Laboratório Pop

Marcelo Falcão limpa o lixo das festas nas lanchas

15 fev 2019 / 3 comentários / em Música

Mario Marques

A Carlla Bastos é uma das poucas pessoas que me fazem lembrar da suposta existência da indústria fonográfica. E ela me lembra isso todo dia, em seus stories no Instagram, com uma maratona de jobs musicais que cansam só de olhar. Eu envio um whatsapp para ela sobre o disco solo de Marcelo Falcão, o qual acabara de ouvir, “Viver” (mais leve que o ar”) – que me remete rasgadamente a uma letra de uma linda canção de Nei Lisboa, “Pra te lembrar”, gravada por Caetano Veloso (…“mais leve que o ar, tão doce de olhar, que nenhum adeus pode apagar…”. Como marqueteira luxo que é, já até me sugere na abertura do lead da crítica que anunciei cometer: “Mario, diz que ‘hoje você decidiu voltar a escrever uma crítica de disco”, alusão à faixa “Hoje eu decidi”. (Carlla, ainda se usa “faixa” para dar sinônimo à música)? Mas não, não vou fazer isso. Porque eu não decidi nada. O disco que decidiu por mim.

O que eu disse para a Carlla no whatsapp? Que o disco é bom pra caralho. E, quando isso acontece, vale o registro porque o Brasil hoje é uma usina de discos e lançamentos pateticamente medíocres. Imagine o que é ser crítico de música hoje tendo que ouvir “bora beber!” e outros lixos que os executivos de gravadoras tapam o nariz, vomitam no banheiro e voltam à mesa com os contratos assinados, mas com os boletos da patroa devidamente pagos.

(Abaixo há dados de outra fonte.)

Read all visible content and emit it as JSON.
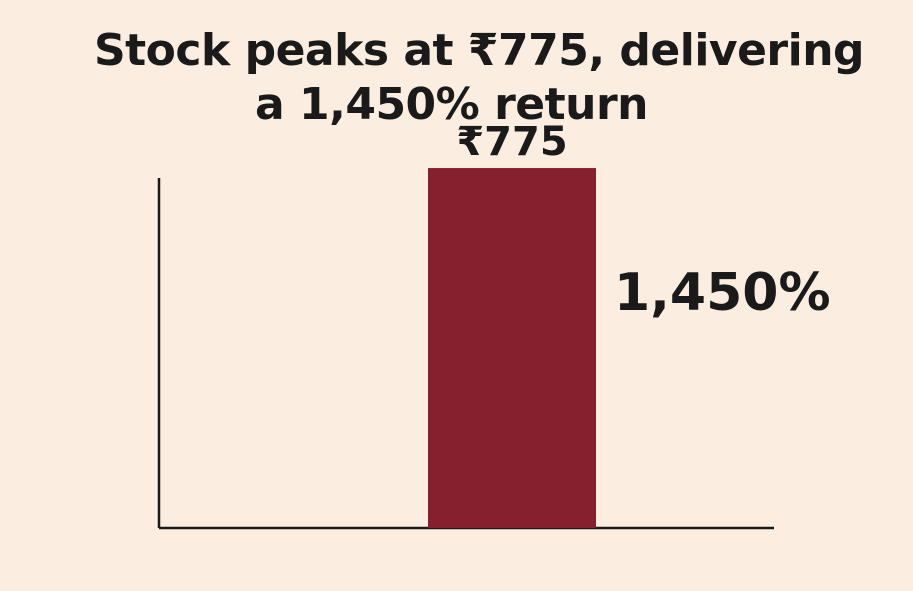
{
  "title": {
    "line1": "Stock peaks at ₹775, delivering",
    "line2": "a 1,450% return"
  },
  "colors": {
    "background": "#fbeee0",
    "bar": "#861f2e",
    "text": "#1a1a1a",
    "axis": "#1a1a1a"
  },
  "chart_data": {
    "type": "bar",
    "categories": [
      ""
    ],
    "values": [
      775
    ],
    "value_labels": [
      "₹775"
    ],
    "annotations": [
      "1,450%"
    ],
    "title": "Stock peaks at ₹775, delivering a 1,450% return",
    "xlabel": "",
    "ylabel": "",
    "ylim": [
      0,
      900
    ],
    "grid": false
  }
}
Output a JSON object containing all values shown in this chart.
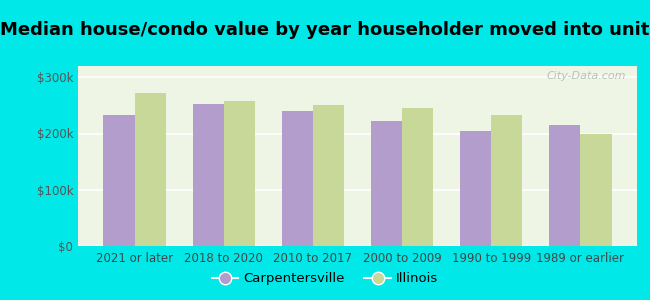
{
  "title": "Median house/condo value by year householder moved into unit",
  "categories": [
    "2021 or later",
    "2018 to 2020",
    "2010 to 2017",
    "2000 to 2009",
    "1990 to 1999",
    "1989 or earlier"
  ],
  "carpentersville": [
    232000,
    252000,
    240000,
    222000,
    205000,
    215000
  ],
  "illinois": [
    272000,
    258000,
    250000,
    245000,
    232000,
    200000
  ],
  "bar_color_carp": "#b39dcc",
  "bar_color_ill": "#c8d898",
  "background_outer": "#00e8e8",
  "background_inner": "#eef5e4",
  "ylim": [
    0,
    320000
  ],
  "yticks": [
    0,
    100000,
    200000,
    300000
  ],
  "ytick_labels": [
    "$0",
    "$100k",
    "$200k",
    "$300k"
  ],
  "legend_labels": [
    "Carpentersville",
    "Illinois"
  ],
  "watermark": "City-Data.com",
  "title_fontsize": 13,
  "tick_fontsize": 8.5,
  "bar_width": 0.35
}
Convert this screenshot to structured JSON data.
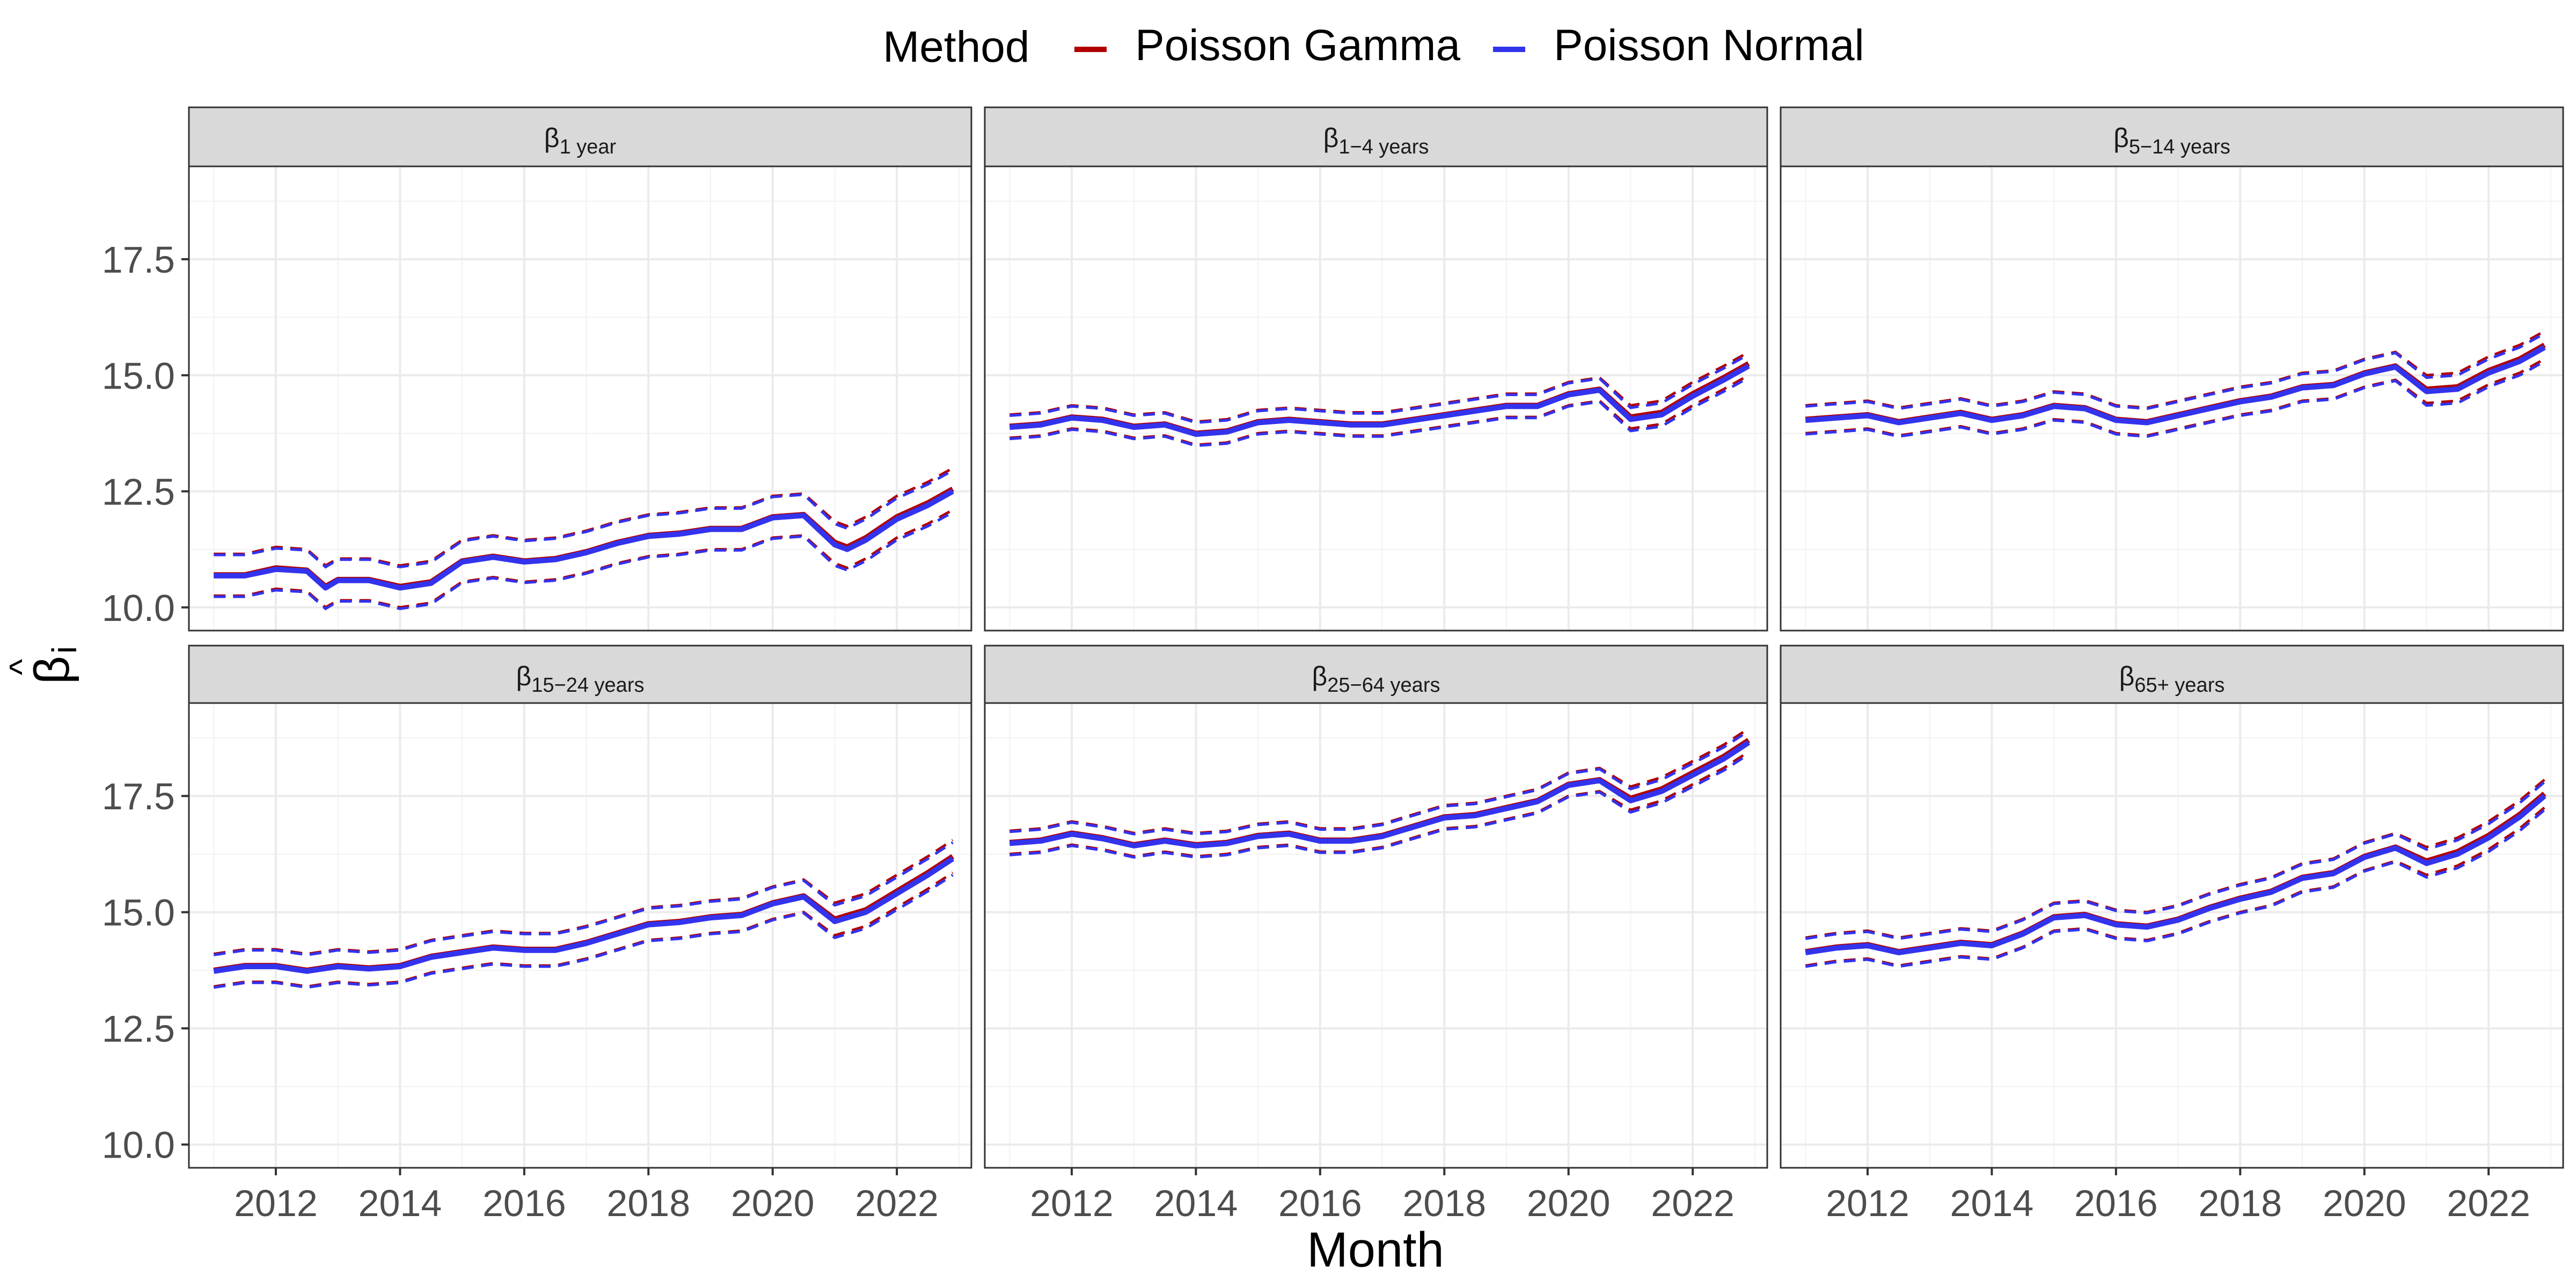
{
  "legend": {
    "title": "Method",
    "items": [
      {
        "label": "Poisson Gamma",
        "color": "#b00000"
      },
      {
        "label": "Poisson Normal",
        "color": "#3333ee"
      }
    ]
  },
  "axes": {
    "x_title": "Month",
    "y_title_symbol": "β",
    "y_title_hat": "^",
    "y_title_subscript": "i",
    "y_ticks": [
      "10.0",
      "12.5",
      "15.0",
      "17.5"
    ],
    "x_ticks": [
      "2012",
      "2014",
      "2016",
      "2018",
      "2020",
      "2022"
    ]
  },
  "colors": {
    "gamma": "#b00000",
    "normal": "#3333ee",
    "strip_bg": "#d9d9d9",
    "grid": "#ebebeb"
  },
  "chart_data": [
    {
      "type": "line",
      "panel_symbol": "β",
      "panel_subscript": "1 year",
      "ylim": [
        9.5,
        19.5
      ],
      "xlim": [
        2010.6,
        2023.2
      ],
      "ci_half_width": 0.45,
      "x": [
        2011.0,
        2011.5,
        2012.0,
        2012.5,
        2012.8,
        2013.0,
        2013.5,
        2014.0,
        2014.5,
        2015.0,
        2015.5,
        2016.0,
        2016.5,
        2017.0,
        2017.5,
        2018.0,
        2018.5,
        2019.0,
        2019.5,
        2020.0,
        2020.5,
        2021.0,
        2021.2,
        2021.5,
        2022.0,
        2022.5,
        2022.9
      ],
      "series": [
        {
          "name": "Poisson Gamma",
          "values": [
            10.7,
            10.7,
            10.85,
            10.8,
            10.45,
            10.6,
            10.6,
            10.45,
            10.55,
            11.0,
            11.1,
            11.0,
            11.05,
            11.2,
            11.4,
            11.55,
            11.6,
            11.7,
            11.7,
            11.95,
            12.0,
            11.4,
            11.3,
            11.5,
            11.95,
            12.25,
            12.55
          ]
        },
        {
          "name": "Poisson Normal",
          "values": [
            10.68,
            10.68,
            10.82,
            10.78,
            10.42,
            10.58,
            10.58,
            10.42,
            10.52,
            10.98,
            11.08,
            10.98,
            11.03,
            11.18,
            11.38,
            11.53,
            11.58,
            11.68,
            11.68,
            11.93,
            11.98,
            11.35,
            11.25,
            11.45,
            11.9,
            12.2,
            12.5
          ]
        }
      ]
    },
    {
      "type": "line",
      "panel_symbol": "β",
      "panel_subscript": "1−4 years",
      "ylim": [
        9.5,
        19.5
      ],
      "xlim": [
        2010.6,
        2023.2
      ],
      "ci_half_width": 0.25,
      "x": [
        2011.0,
        2011.5,
        2012.0,
        2012.5,
        2013.0,
        2013.5,
        2014.0,
        2014.5,
        2015.0,
        2015.5,
        2016.0,
        2016.5,
        2017.0,
        2017.5,
        2018.0,
        2018.5,
        2019.0,
        2019.5,
        2020.0,
        2020.5,
        2021.0,
        2021.5,
        2022.0,
        2022.5,
        2022.9
      ],
      "series": [
        {
          "name": "Poisson Gamma",
          "values": [
            13.9,
            13.95,
            14.1,
            14.05,
            13.9,
            13.95,
            13.75,
            13.8,
            14.0,
            14.05,
            14.0,
            13.95,
            13.95,
            14.05,
            14.15,
            14.25,
            14.35,
            14.35,
            14.6,
            14.7,
            14.1,
            14.2,
            14.6,
            14.95,
            15.25
          ]
        },
        {
          "name": "Poisson Normal",
          "values": [
            13.88,
            13.93,
            14.08,
            14.03,
            13.88,
            13.93,
            13.73,
            13.78,
            13.98,
            14.03,
            13.98,
            13.93,
            13.93,
            14.03,
            14.13,
            14.23,
            14.33,
            14.33,
            14.58,
            14.68,
            14.05,
            14.15,
            14.55,
            14.9,
            15.2
          ]
        }
      ]
    },
    {
      "type": "line",
      "panel_symbol": "β",
      "panel_subscript": "5−14 years",
      "ylim": [
        9.5,
        19.5
      ],
      "xlim": [
        2010.6,
        2023.2
      ],
      "ci_half_width": 0.3,
      "x": [
        2011.0,
        2011.5,
        2012.0,
        2012.5,
        2013.0,
        2013.5,
        2014.0,
        2014.5,
        2015.0,
        2015.5,
        2016.0,
        2016.5,
        2017.0,
        2017.5,
        2018.0,
        2018.5,
        2019.0,
        2019.5,
        2020.0,
        2020.5,
        2021.0,
        2021.5,
        2022.0,
        2022.5,
        2022.9
      ],
      "series": [
        {
          "name": "Poisson Gamma",
          "values": [
            14.05,
            14.1,
            14.15,
            14.0,
            14.1,
            14.2,
            14.05,
            14.15,
            14.35,
            14.3,
            14.05,
            14.0,
            14.15,
            14.3,
            14.45,
            14.55,
            14.75,
            14.8,
            15.05,
            15.2,
            14.7,
            14.75,
            15.1,
            15.35,
            15.65
          ]
        },
        {
          "name": "Poisson Normal",
          "values": [
            14.03,
            14.08,
            14.13,
            13.98,
            14.08,
            14.18,
            14.03,
            14.13,
            14.33,
            14.28,
            14.03,
            13.98,
            14.13,
            14.28,
            14.43,
            14.53,
            14.73,
            14.78,
            15.03,
            15.18,
            14.65,
            14.7,
            15.05,
            15.3,
            15.6
          ]
        }
      ]
    },
    {
      "type": "line",
      "panel_symbol": "β",
      "panel_subscript": "15−24 years",
      "ylim": [
        9.5,
        19.5
      ],
      "xlim": [
        2010.6,
        2023.2
      ],
      "ci_half_width": 0.35,
      "x": [
        2011.0,
        2011.5,
        2012.0,
        2012.5,
        2013.0,
        2013.5,
        2014.0,
        2014.5,
        2015.0,
        2015.5,
        2016.0,
        2016.5,
        2017.0,
        2017.5,
        2018.0,
        2018.5,
        2019.0,
        2019.5,
        2020.0,
        2020.5,
        2021.0,
        2021.5,
        2022.0,
        2022.5,
        2022.9
      ],
      "series": [
        {
          "name": "Poisson Gamma",
          "values": [
            13.75,
            13.85,
            13.85,
            13.75,
            13.85,
            13.8,
            13.85,
            14.05,
            14.15,
            14.25,
            14.2,
            14.2,
            14.35,
            14.55,
            14.75,
            14.8,
            14.9,
            14.95,
            15.2,
            15.35,
            14.85,
            15.05,
            15.45,
            15.85,
            16.2
          ]
        },
        {
          "name": "Poisson Normal",
          "values": [
            13.73,
            13.83,
            13.83,
            13.73,
            13.83,
            13.78,
            13.83,
            14.03,
            14.13,
            14.23,
            14.18,
            14.18,
            14.33,
            14.53,
            14.73,
            14.78,
            14.88,
            14.93,
            15.18,
            15.33,
            14.8,
            15.0,
            15.4,
            15.8,
            16.15
          ]
        }
      ]
    },
    {
      "type": "line",
      "panel_symbol": "β",
      "panel_subscript": "25−64 years",
      "ylim": [
        9.5,
        19.5
      ],
      "xlim": [
        2010.6,
        2023.2
      ],
      "ci_half_width": 0.25,
      "x": [
        2011.0,
        2011.5,
        2012.0,
        2012.5,
        2013.0,
        2013.5,
        2014.0,
        2014.5,
        2015.0,
        2015.5,
        2016.0,
        2016.5,
        2017.0,
        2017.5,
        2018.0,
        2018.5,
        2019.0,
        2019.5,
        2020.0,
        2020.5,
        2021.0,
        2021.5,
        2022.0,
        2022.5,
        2022.9
      ],
      "series": [
        {
          "name": "Poisson Gamma",
          "values": [
            16.5,
            16.55,
            16.7,
            16.6,
            16.45,
            16.55,
            16.45,
            16.5,
            16.65,
            16.7,
            16.55,
            16.55,
            16.65,
            16.85,
            17.05,
            17.1,
            17.25,
            17.4,
            17.75,
            17.85,
            17.45,
            17.65,
            18.0,
            18.35,
            18.7
          ]
        },
        {
          "name": "Poisson Normal",
          "values": [
            16.48,
            16.53,
            16.68,
            16.58,
            16.43,
            16.53,
            16.43,
            16.48,
            16.63,
            16.68,
            16.53,
            16.53,
            16.63,
            16.83,
            17.03,
            17.08,
            17.23,
            17.38,
            17.73,
            17.83,
            17.4,
            17.6,
            17.95,
            18.3,
            18.65
          ]
        }
      ]
    },
    {
      "type": "line",
      "panel_symbol": "β",
      "panel_subscript": "65+ years",
      "ylim": [
        9.5,
        19.5
      ],
      "xlim": [
        2010.6,
        2023.2
      ],
      "ci_half_width": 0.3,
      "x": [
        2011.0,
        2011.5,
        2012.0,
        2012.5,
        2013.0,
        2013.5,
        2014.0,
        2014.5,
        2015.0,
        2015.5,
        2016.0,
        2016.5,
        2017.0,
        2017.5,
        2018.0,
        2018.5,
        2019.0,
        2019.5,
        2020.0,
        2020.5,
        2021.0,
        2021.5,
        2022.0,
        2022.5,
        2022.9
      ],
      "series": [
        {
          "name": "Poisson Gamma",
          "values": [
            14.15,
            14.25,
            14.3,
            14.15,
            14.25,
            14.35,
            14.3,
            14.55,
            14.9,
            14.95,
            14.75,
            14.7,
            14.85,
            15.1,
            15.3,
            15.45,
            15.75,
            15.85,
            16.2,
            16.4,
            16.1,
            16.3,
            16.65,
            17.1,
            17.55
          ]
        },
        {
          "name": "Poisson Normal",
          "values": [
            14.13,
            14.23,
            14.28,
            14.13,
            14.23,
            14.33,
            14.28,
            14.53,
            14.88,
            14.93,
            14.73,
            14.68,
            14.83,
            15.08,
            15.28,
            15.43,
            15.73,
            15.83,
            16.18,
            16.38,
            16.05,
            16.25,
            16.6,
            17.05,
            17.5
          ]
        }
      ]
    }
  ]
}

Falcão é, decididamente, um artista brasileiro gigante, que sempre trançou estilos e formulou seu timbre nos gringos. Mesmo sem vender a alma ao Rock In Rio, onde nunca pisou com o Rappa, manteve relevante, jovem, dinâmica e ousada uma banda de rock-pop-reggae, com ou sem Marcelo Yuka.

O chute no passado recente, com uma construção tijolo a tijolo de um disco profundamente moderno, esteticamente complexamente-simples, despojado, pop, romantiquinho até, é forte.

Falcão bota a cara pra surrar, e deve enfrentar essas comparações esdrúxulas de suas letras com as de Yuka. Assumir-se letrista e cantor de suas próprias canções, afinal, é uma enorme decisão artística. Djavan, cuja obra, autoralíssima, tem altos e baixos em seu manancial de letras controversamente analisadas, modelou-se em sua própria casca. Falcão segue, com personalidade, tal traçado.

Por isso, quando canta o reggae-pop “Hoje eu decidi”, veste-se de si mesmo para abrir um disco que se uniformiza na perfeita combinação de melodia e letra. Do começo ao fim o tratado é de inteligência, nos arranjos de metais, nos samplers, nas brincadeiras pornô-game-eletrônicas.

O disco de Falcão é solar. Bom para festas, aniversários, batizados e vitórias do Vasco sobre o Flamengo. Animadão. Pode deixar tocando todo direto tanto no barco com espumante quanto no churrasquinho na laje. Pode até servir para salvar aquela festa chique na qual as mulheres deliram diante aqueles hits pavorosos da Vitrinni.

Falcão reforça características vocais experimentadas no Rappa à exaustão, com vozes sobrepostas, improvisações que viram registro oficial, liberdade de criação. Nesse sentido, fica largamente visível que é um disco brutalmente libertário de amarras, com suores de ao vivo como os de “Voar, flutuar”. Ou na limpeza e silêncios de “Mais leve que o ar”. É tipo “vai gravando aí”. Dinâmica distinta daquelas gravações tensas que todo mundo dá pitaco e os técnicos de som ficam com aquela cara de tédio olhando pro relógio do celular pensando na série nova que estreou no Netflix.

O acontecimento é mesmo “Só por você”, uma canção que, noutra embalagem, poderia estar no repertório do Roberto Carlos ou do Fábio Jr. A questão aqui não é de formato: é de compreensão de uma canção. Falcão poderia se meter a cometer barulhinhos e estranhezas modernosas, mas apostou na doçura de melodias que parecem nascer de parto normal em ambiente tecnicamente perfeito numa Perinatal.

O disco tem as boas mãos de Felipe Rodarte, o comandante da Toca do Bandido, que sobe e desce botões dos estúdios há algum tempo com novos do rock e veteranos do nosso pop. A estratosfera do disco tem um núcleo de feras do Cidade Negra, Paralamas e do próprio Rappa, além da metaleira arregimentada em discos brasileiros de autêntico gospel brazuca.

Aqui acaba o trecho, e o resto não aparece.